As I was walking around here at Mashup Camp, I saw a few web services which would allow me to do some data mining on raw text (like this blog post I'm writing) and search the web for relevant information.
I created a simple Ajax editor, which is hosted on Google App Engine. It takes the article's text, sends it securely (over HTTPS) to Open Calais which extracts key words then disambiguates, dedupes, and scores them for relevancy. Using this semantic web data from Calais, the editor then performs a web search on each of the keywords and requests results from the Yahoo Search BOSS API in the JSON format. The text analysis and web search is done automatically when the editor detects that you have stopped typing. To avoid excessive and distracting search refreshes, the editor will wait between three and eight seconds before performing the search.
You can try it out here:
Download the source code here.
This simple little mashup was well received, and I think part of the reason is the potential for growth. The fundamental idea, is to have an environment in which relevant data is brought to you as you work. You don't even need to go info hunting, our computers can find relevant information and bring it to you automagically.

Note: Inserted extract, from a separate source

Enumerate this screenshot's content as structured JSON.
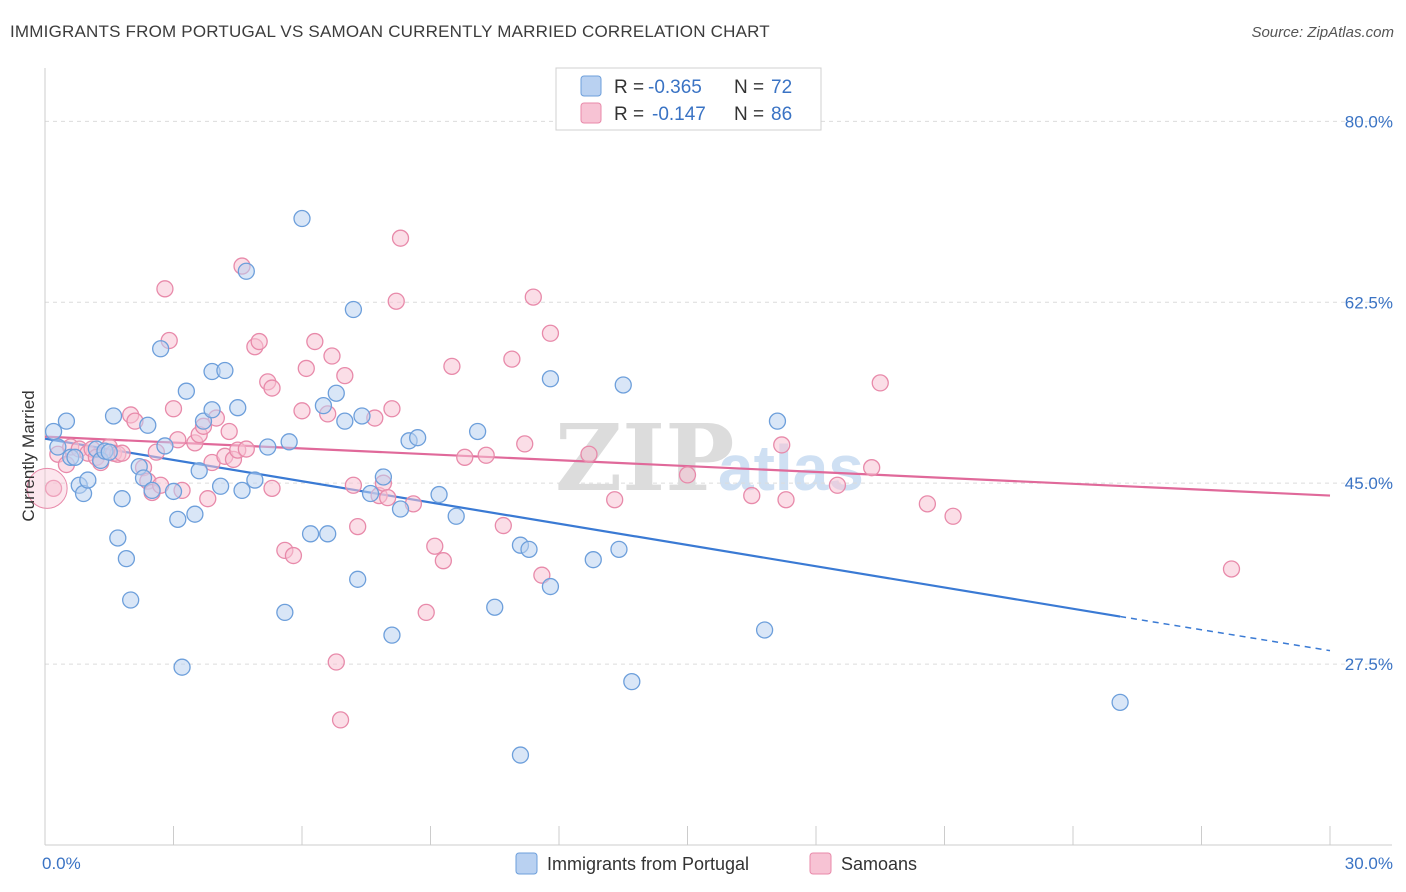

For this particular mashup app, I had envisioned a few additional features, the addition of which is left as an exercise to the reader if you should so choose.
- A WSIWYG editor to create rich HTML instead of just plain text. (I looked at tinyMCE but ran out of time.)
- Search on combinations of keywords instead of just individual items identified by Calais.
- Search other information sources, like news results, images, videos.
- Search on multiple search engines. (Google has an easy to use Ajax search API, but I wanted to try something that was totally new to me.)